Il presidente Salva Kiir e lo storico nemico Riek Machar avevano convenuto di rinviare di 100 giorni la tregua che sarebbe dovuta iniziare il 12 novembre, ed il primo impegno del tavolo di Roma è proprio quello di convincere governo, opposizioni e ribelli a far partire da subito l’accordo di Addis Abeba. Il rinvio era stato motivato con la mancata intesa sull’unificazione dei comandi militari.
Alcuni partiti di opposizione non hanno comunque voluto prendere parte al tentativo di conciliazione, ma pesano sulle responsabilità di tutti i 400mila morti e i milioni di profughi del conflitto.
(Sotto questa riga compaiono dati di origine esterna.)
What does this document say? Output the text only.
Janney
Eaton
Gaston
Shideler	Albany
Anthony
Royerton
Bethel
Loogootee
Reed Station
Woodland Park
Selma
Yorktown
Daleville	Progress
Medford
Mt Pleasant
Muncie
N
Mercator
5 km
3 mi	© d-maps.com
Sul tema Sud Sudan è intervenuto l’ambasciatore a Roma Ajing Adiang Marik, che in un’intervista rilasciata all’agenzia Dire ha denunciato la “guerra fredda” in corso con alcuni paesi europei e gli Usa. Questi ostacolerebbero a suo dire la cooperazione con i paesi orientali, in particolare la Cina, ed ha affermato che “Il petrolio” di cui il paese è ricco “si è trasformato in una maledizione per la nostra gente; le ingerenze internazionali continuano a ostacolare la ripresa dell’economia, devastata dalla guerra”.
Per fare un esempio Marik ha riferito alla Dire che “Total è rimasta da noi dieci anni e alla fine se n’è andata senza aver scavato nemmeno un pozzo, contestandoci concessioni accordate alle società cinesi”, per cui ha auspicato che nel paese intervengano altri attori europei come Repsol ed Eni.